CephMonitorLowSpace #
Ceph monitor storage is low.
Alert Rule
alert: CephMonitorLowSpace
annotations:
description: |-
Ceph monitor storage is low.
VALUE = {{ $value }}
LABELS = {{ $labels }}
runbook: https://srerun.github.io/prometheus-alerts/runbooks/ceph-internal/cephmonitorlowspace/
summary: Ceph monitor low space (instance {{ $labels.instance }})

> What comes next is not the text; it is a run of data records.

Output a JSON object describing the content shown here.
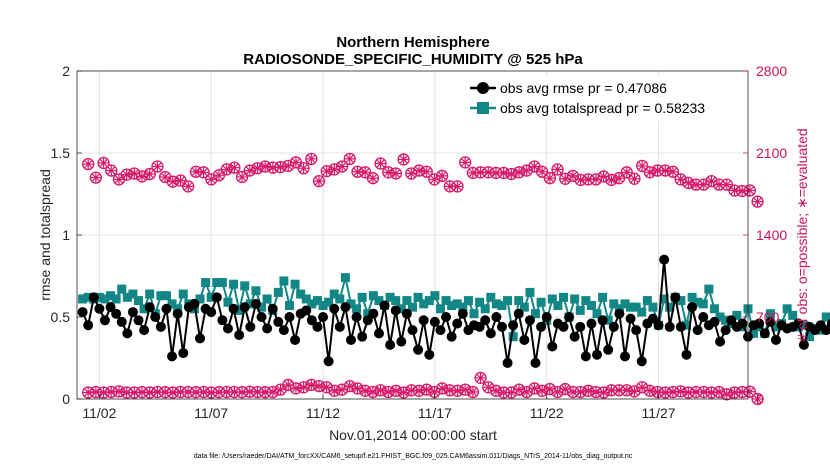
{
  "chart_data": {
    "type": "line",
    "title": "Northern Hemisphere",
    "subtitle": "RADIOSONDE_SPECIFIC_HUMIDITY @ 525 hPa",
    "xlabel": "Nov.01,2014 00:00:00 start",
    "ylabel": "rmse and totalspread",
    "y2label": "# of obs: o=possible; ∗=evaluated",
    "footer": "data file: /Users/raeder/DAI/ATM_forcXX/CAM6_setup/f.e21.FHIST_BGC.f09_025.CAM6assim.011/Diags_NTrS_2014-11/obs_diag_output.nc",
    "xlim": [
      1.0,
      31.0
    ],
    "ylim": [
      0,
      2
    ],
    "y2lim": [
      0,
      2800
    ],
    "x_ticks": [
      2,
      7,
      12,
      17,
      22,
      27
    ],
    "x_tick_labels": [
      "11/02",
      "11/07",
      "11/12",
      "11/17",
      "11/22",
      "11/27"
    ],
    "y_ticks": [
      0,
      0.5,
      1,
      1.5,
      2
    ],
    "y_tick_labels": [
      "0",
      "0.5",
      "1",
      "1.5",
      "2"
    ],
    "y2_ticks": [
      0,
      700,
      1400,
      2100,
      2800
    ],
    "y2_tick_labels": [
      "0",
      "700",
      "1400",
      "2100",
      "2800"
    ],
    "grid": true,
    "legend_position": "top-right",
    "colors": {
      "rmse": "#000000",
      "spread": "#138686",
      "obs": "#d8196a",
      "axis2": "#c8155c"
    },
    "x_start": 1.25,
    "x_step": 0.25,
    "series": [
      {
        "name": "obs avg rmse",
        "legend_label": "obs avg rmse pr = 0.47086",
        "axis": "left",
        "values": [
          0.53,
          0.45,
          0.62,
          0.55,
          0.48,
          0.56,
          0.52,
          0.47,
          0.4,
          0.53,
          0.48,
          0.42,
          0.56,
          0.5,
          0.44,
          0.55,
          0.26,
          0.52,
          0.28,
          0.56,
          0.58,
          0.37,
          0.55,
          0.53,
          0.62,
          0.48,
          0.43,
          0.55,
          0.39,
          0.56,
          0.44,
          0.58,
          0.5,
          0.43,
          0.55,
          0.47,
          0.42,
          0.5,
          0.36,
          0.52,
          0.54,
          0.48,
          0.44,
          0.5,
          0.23,
          0.55,
          0.44,
          0.56,
          0.36,
          0.5,
          0.38,
          0.48,
          0.52,
          0.4,
          0.57,
          0.33,
          0.54,
          0.35,
          0.52,
          0.42,
          0.3,
          0.48,
          0.27,
          0.47,
          0.42,
          0.5,
          0.38,
          0.46,
          0.52,
          0.42,
          0.45,
          0.44,
          0.48,
          0.4,
          0.5,
          0.44,
          0.22,
          0.45,
          0.52,
          0.36,
          0.48,
          0.22,
          0.44,
          0.5,
          0.32,
          0.46,
          0.44,
          0.5,
          0.38,
          0.44,
          0.26,
          0.46,
          0.27,
          0.48,
          0.3,
          0.44,
          0.52,
          0.26,
          0.49,
          0.42,
          0.23,
          0.46,
          0.49,
          0.45,
          0.85,
          0.44,
          0.62,
          0.44,
          0.27,
          0.56,
          0.42,
          0.5,
          0.45,
          0.47,
          0.35,
          0.42,
          0.48,
          0.44,
          0.46,
          0.38,
          0.45,
          0.46,
          0.4,
          0.47,
          0.36,
          0.45,
          0.43,
          0.44,
          0.46,
          0.33,
          0.44,
          0.42,
          0.45,
          0.42,
          0.46,
          0.41,
          0.44,
          0.47,
          0.4,
          0.46,
          0.42,
          0.45,
          0.4,
          0.44,
          0.39,
          0.4
        ]
      },
      {
        "name": "obs avg totalspread",
        "legend_label": "obs avg totalspread pr = 0.58233",
        "axis": "left",
        "values": [
          0.61,
          0.62,
          0.61,
          0.62,
          0.61,
          0.63,
          0.61,
          0.67,
          0.62,
          0.64,
          0.6,
          0.55,
          0.64,
          0.52,
          0.63,
          0.63,
          0.58,
          0.55,
          0.64,
          0.58,
          0.55,
          0.61,
          0.71,
          0.62,
          0.71,
          0.71,
          0.59,
          0.7,
          0.54,
          0.69,
          0.58,
          0.66,
          0.56,
          0.61,
          0.54,
          0.65,
          0.72,
          0.57,
          0.7,
          0.64,
          0.61,
          0.58,
          0.6,
          0.57,
          0.59,
          0.64,
          0.61,
          0.74,
          0.58,
          0.55,
          0.62,
          0.52,
          0.63,
          0.6,
          0.57,
          0.62,
          0.6,
          0.55,
          0.6,
          0.56,
          0.62,
          0.58,
          0.6,
          0.63,
          0.55,
          0.6,
          0.57,
          0.58,
          0.56,
          0.6,
          0.52,
          0.59,
          0.55,
          0.62,
          0.58,
          0.57,
          0.6,
          0.38,
          0.6,
          0.56,
          0.65,
          0.52,
          0.59,
          0.48,
          0.61,
          0.57,
          0.62,
          0.5,
          0.61,
          0.54,
          0.6,
          0.57,
          0.52,
          0.62,
          0.48,
          0.58,
          0.55,
          0.58,
          0.56,
          0.56,
          0.53,
          0.6,
          0.56,
          0.45,
          0.61,
          0.56,
          0.62,
          0.6,
          0.45,
          0.62,
          0.59,
          0.58,
          0.67,
          0.55,
          0.5,
          0.48,
          0.46,
          0.51,
          0.44,
          0.55,
          0.4,
          0.44,
          0.4,
          0.52,
          0.44,
          0.46,
          0.55,
          0.51,
          0.44,
          0.45,
          0.38,
          0.43,
          0.42,
          0.5,
          0.44,
          0.46,
          0.42,
          0.45,
          0.48,
          0.55,
          0.47,
          0.44,
          0.45,
          0.58,
          0.49,
          0.32
        ]
      },
      {
        "name": "# obs possible",
        "marker": "circle",
        "axis": "right",
        "values": [
          2005,
          1890,
          2015,
          1950,
          1875,
          1915,
          1925,
          1900,
          1920,
          1985,
          1895,
          1855,
          1865,
          1815,
          1940,
          1935,
          1875,
          1910,
          1960,
          1975,
          1895,
          1950,
          1970,
          1985,
          1975,
          1980,
          1990,
          2020,
          1970,
          2050,
          1860,
          1945,
          1960,
          1985,
          2050,
          1940,
          1935,
          1885,
          2010,
          1935,
          1925,
          2045,
          1925,
          1950,
          1940,
          1875,
          1905,
          1815,
          1815,
          2020,
          1930,
          1935,
          1935,
          1930,
          1930,
          1920,
          1935,
          1950,
          1985,
          1940,
          1885,
          1960,
          1880,
          1905,
          1870,
          1875,
          1875,
          1900,
          1870,
          1885,
          1935,
          1880,
          1990,
          1935,
          1950,
          1950,
          1940,
          1875,
          1845,
          1830,
          1830,
          1860,
          1830,
          1830,
          1780,
          1775,
          1780,
          1685
        ],
        "values_low": [
          55,
          60,
          55,
          60,
          65,
          55,
          55,
          58,
          55,
          60,
          58,
          55,
          60,
          60,
          58,
          60,
          55,
          58,
          60,
          60,
          58,
          62,
          60,
          58,
          60,
          80,
          120,
          90,
          100,
          120,
          110,
          100,
          70,
          80,
          110,
          90,
          70,
          60,
          75,
          60,
          70,
          55,
          75,
          70,
          80,
          60,
          90,
          75,
          70,
          80,
          60,
          180,
          100,
          70,
          55,
          55,
          80,
          60,
          90,
          70,
          85,
          60,
          85,
          60,
          60,
          70,
          60,
          55,
          75,
          75,
          75,
          65,
          100,
          70,
          60,
          55,
          60,
          65,
          55,
          60,
          60,
          55,
          60,
          40,
          55,
          60,
          62,
          0
        ]
      },
      {
        "name": "# obs evaluated",
        "marker": "asterisk",
        "axis": "right",
        "values": [
          2005,
          1890,
          2015,
          1950,
          1875,
          1915,
          1925,
          1900,
          1920,
          1985,
          1895,
          1855,
          1865,
          1815,
          1940,
          1935,
          1875,
          1910,
          1960,
          1975,
          1895,
          1950,
          1970,
          1985,
          1975,
          1980,
          1990,
          2020,
          1970,
          2050,
          1860,
          1945,
          1960,
          1985,
          2050,
          1940,
          1935,
          1885,
          2010,
          1935,
          1925,
          2045,
          1925,
          1950,
          1940,
          1875,
          1905,
          1815,
          1815,
          2020,
          1930,
          1935,
          1935,
          1930,
          1930,
          1920,
          1935,
          1950,
          1985,
          1940,
          1885,
          1960,
          1880,
          1905,
          1870,
          1875,
          1875,
          1900,
          1870,
          1885,
          1935,
          1880,
          1990,
          1935,
          1950,
          1950,
          1940,
          1875,
          1845,
          1830,
          1830,
          1860,
          1830,
          1830,
          1780,
          1775,
          1780,
          1685
        ],
        "values_low": [
          55,
          60,
          55,
          60,
          65,
          55,
          55,
          58,
          55,
          60,
          58,
          55,
          60,
          60,
          58,
          60,
          55,
          58,
          60,
          60,
          58,
          62,
          60,
          58,
          60,
          80,
          120,
          90,
          100,
          120,
          110,
          100,
          70,
          80,
          110,
          90,
          70,
          60,
          75,
          60,
          70,
          55,
          75,
          70,
          80,
          60,
          90,
          75,
          70,
          80,
          60,
          180,
          100,
          70,
          55,
          55,
          80,
          60,
          90,
          70,
          85,
          60,
          85,
          60,
          60,
          70,
          60,
          55,
          75,
          75,
          75,
          65,
          100,
          70,
          60,
          55,
          60,
          65,
          55,
          60,
          60,
          55,
          60,
          40,
          55,
          60,
          62,
          0
        ]
      }
    ],
    "obs_x_start": 1.5,
    "obs_x_step": 0.344
  }
}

expr: ceph_monitor_avail_percent < 10
for: 2m
labels:
severity: warning
Here is a runbook for the Prometheus alert rule:
Meaning #
The CephMonitorLowSpace alert is triggered when the available storage space on a Ceph monitor node falls below 10%. This alert indicates that the storage capacity of the monitor node is running low, which can lead to issues with the overall health and stability of the Ceph cluster.
Impact #
If left unaddressed, this issue can have significant impacts on the Ceph cluster, including:
- Reduced performance and availability of the cluster
- Increased risk of data loss or corruption
- Inability to store new data or metadata, leading to errors and failures
- Potential for cascading failures throughout the cluster
Diagnosis #
To diagnose the root cause of the issue, follow these steps:
- Verify the alert by checking the current available storage space on the monitor node using the
ceph df
command. - Check the monitoring dashboard for any signs of disk usage trends or anomalies.
- Review the system logs for any errors or warnings related to storage or disk usage.

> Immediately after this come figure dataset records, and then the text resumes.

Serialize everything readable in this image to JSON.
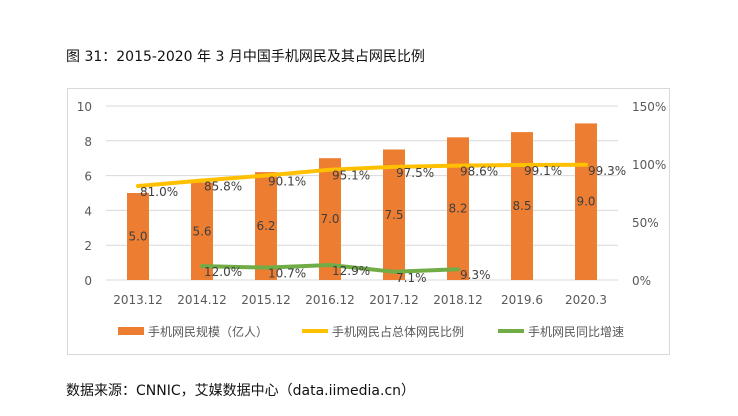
{
  "title": "图 31：2015-2020 年 3 月中国手机网民及其占网民比例",
  "source": "数据来源：CNNIC，艾媒数据中心（data.iimedia.cn）",
  "colors": {
    "bar": "#ED7D31",
    "share": "#FFC000",
    "growth": "#70AD47",
    "grid": "#d9d9d9",
    "text": "#595959"
  },
  "chart_data": {
    "type": "bar+line",
    "categories": [
      "2013.12",
      "2014.12",
      "2015.12",
      "2016.12",
      "2017.12",
      "2018.12",
      "2019.6",
      "2020.3"
    ],
    "y_left": {
      "range": [
        0,
        10
      ],
      "ticks": [
        "0",
        "2",
        "4",
        "6",
        "8",
        "10"
      ]
    },
    "y_right": {
      "range": [
        0,
        150
      ],
      "ticks": [
        "0%",
        "50%",
        "100%",
        "150%"
      ]
    },
    "grid": true,
    "legend_position": "bottom",
    "series": [
      {
        "name": "手机网民规模（亿人）",
        "type": "bar",
        "axis": "left",
        "values": [
          5.0,
          5.6,
          6.2,
          7.0,
          7.5,
          8.2,
          8.5,
          9.0
        ],
        "labels": [
          "5.0",
          "5.6",
          "6.2",
          "7.0",
          "7.5",
          "8.2",
          "8.5",
          "9.0"
        ]
      },
      {
        "name": "手机网民占总体网民比例",
        "type": "line",
        "axis": "right",
        "values": [
          81.0,
          85.8,
          90.1,
          95.1,
          97.5,
          98.6,
          99.1,
          99.3
        ],
        "labels": [
          "81.0%",
          "85.8%",
          "90.1%",
          "95.1%",
          "97.5%",
          "98.6%",
          "99.1%",
          "99.3%"
        ]
      },
      {
        "name": "手机网民同比增速",
        "type": "line",
        "axis": "right",
        "values": [
          null,
          12.0,
          10.7,
          12.9,
          7.1,
          9.3,
          null,
          null
        ],
        "labels": [
          "",
          "12.0%",
          "10.7%",
          "12.9%",
          "7.1%",
          "9.3%",
          "",
          ""
        ]
      }
    ]
  }
}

- Investigate any recent changes to the cluster, such as increased data ingestion or node additions/removals.
Mitigation #
To mitigate the issue, follow these steps:
- Immediately free up disk space on the monitor node by deleting unnecessary files or data.
- Identify and address any underlying issues causing the storage usage to increase, such as data growth or inefficient storage practices.
- Consider adding additional storage capacity to the monitor node or rebalancing data across the cluster.
- Implement long-term monitoring and alerting to prevent similar issues from occurring in the future.
Remember to carefully evaluate and address the root cause of the issue to prevent recurrence and ensure the long-term health of the Ceph cluster.